To ensure you get paid, should you insist on a large amount up front?

Make sure you get guaranteed letters of credit. Payment up front is not usual.

Is it best to hire locals or ship out staff from your UK office?

Chinese staff are important - they know how the system works, will already have contacts and speak the language. In certain areas, such as PPP, homegrown expertise is lacking so you will need senior staff from the UK. Either way, it is best to try to keep hold of employees for the long term so that they have a chance to build up the relationships that are all-important to business in China.

Are extra financial or other incentives necessary to attract staff?

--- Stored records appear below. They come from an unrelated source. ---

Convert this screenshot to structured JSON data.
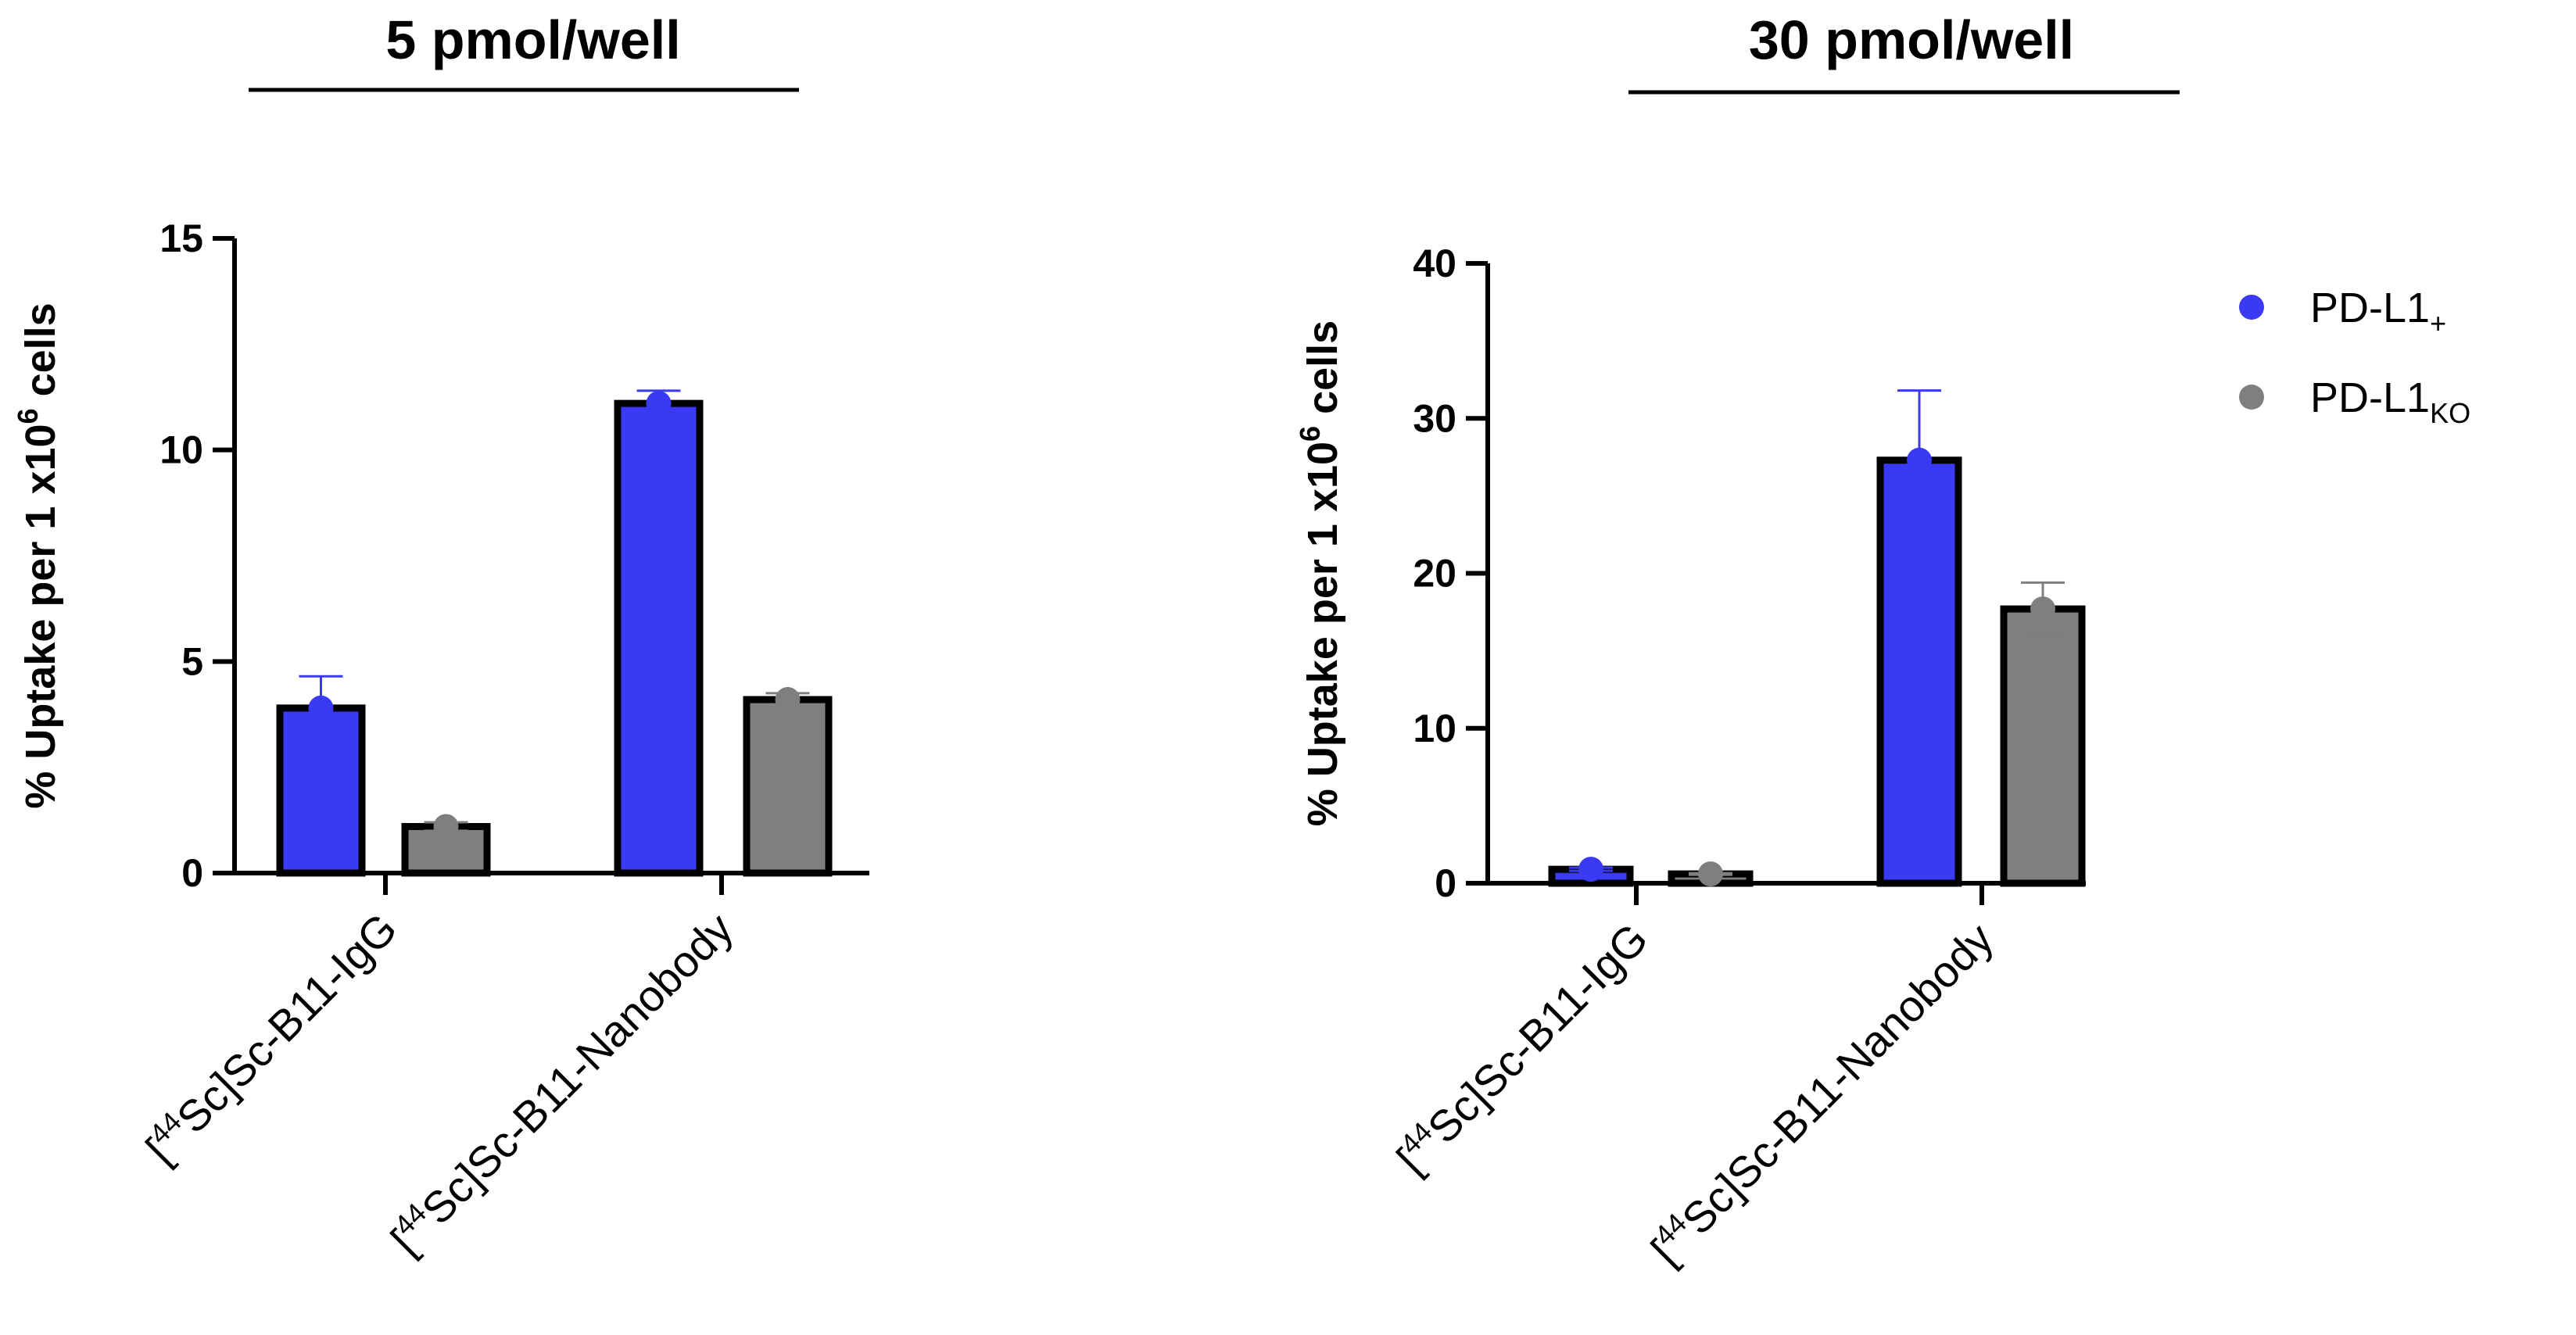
{
  "colors": {
    "pd_l1_pos": "#3a3af5",
    "pd_l1_ko": "#7f7f7f",
    "axis": "#000000",
    "bar_edge": "#000000"
  },
  "legend": {
    "entries": [
      {
        "key": "pd_l1_pos",
        "label": "PD-L1",
        "subscript": "+"
      },
      {
        "key": "pd_l1_ko",
        "label": "PD-L1",
        "subscript": "KO"
      }
    ]
  },
  "chart_data": [
    {
      "type": "bar",
      "title": "5 pmol/well",
      "ylabel": {
        "text": "% Uptake per 1 x10",
        "superscript": "6",
        "suffix": " cells"
      },
      "xlabel": "",
      "ylim": [
        0,
        15
      ],
      "yticks": [
        0,
        5,
        10,
        15
      ],
      "categories": [
        {
          "prefix": "[",
          "superscript": "44",
          "text": "Sc]Sc-B11-IgG"
        },
        {
          "prefix": "[",
          "superscript": "44",
          "text": "Sc]Sc-B11-Nanobody"
        }
      ],
      "series": [
        {
          "name": "PD-L1+",
          "values": [
            3.9,
            11.1
          ],
          "errors": [
            0.75,
            0.3
          ]
        },
        {
          "name": "PD-L1KO",
          "values": [
            1.1,
            4.1
          ],
          "errors": [
            0.1,
            0.15
          ]
        }
      ]
    },
    {
      "type": "bar",
      "title": "30 pmol/well",
      "ylabel": {
        "text": "% Uptake per 1 x10",
        "superscript": "6",
        "suffix": " cells"
      },
      "xlabel": "",
      "ylim": [
        0,
        40
      ],
      "yticks": [
        0,
        10,
        20,
        30,
        40
      ],
      "categories": [
        {
          "prefix": "[",
          "superscript": "44",
          "text": "Sc]Sc-B11-IgG"
        },
        {
          "prefix": "[",
          "superscript": "44",
          "text": "Sc]Sc-B11-Nanobody"
        }
      ],
      "series": [
        {
          "name": "PD-L1+",
          "values": [
            0.9,
            27.3
          ],
          "errors": [
            0.1,
            4.5
          ]
        },
        {
          "name": "PD-L1KO",
          "values": [
            0.6,
            17.7
          ],
          "errors": [
            0.05,
            1.7
          ]
        }
      ]
    }
  ]
}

If the spot in question is Shanghai, then the nightlife, shopping and general buzz sell themselves. More remote cities may be a harder sell, though they are catching up fast. As work dries up in the UK, the chance to work in a dynamic economy may be more and more appealing.

What bureaucratic hurdles do you face to establish yourself and generally get things done?

Chinese bureaucracy is notorious, for good reason, but it is getting better. Contractors are split into four grades - special, one, two and three - and only those with the “special” licence may bid for the most prestigious projects. If you manage to win a bid, you then face having your every move pored over by a “local design institute”. But consultants that hook up with well-connected developers (do your research!) will have an easier time.

What is the most tax-efficient way of operating?

Navigating local tax laws can be a bit of a minefield. The best thing to do is employ somebody who understands the system, to help you maximise efficiency. You can also seek advice from the UK Trade and Investment office.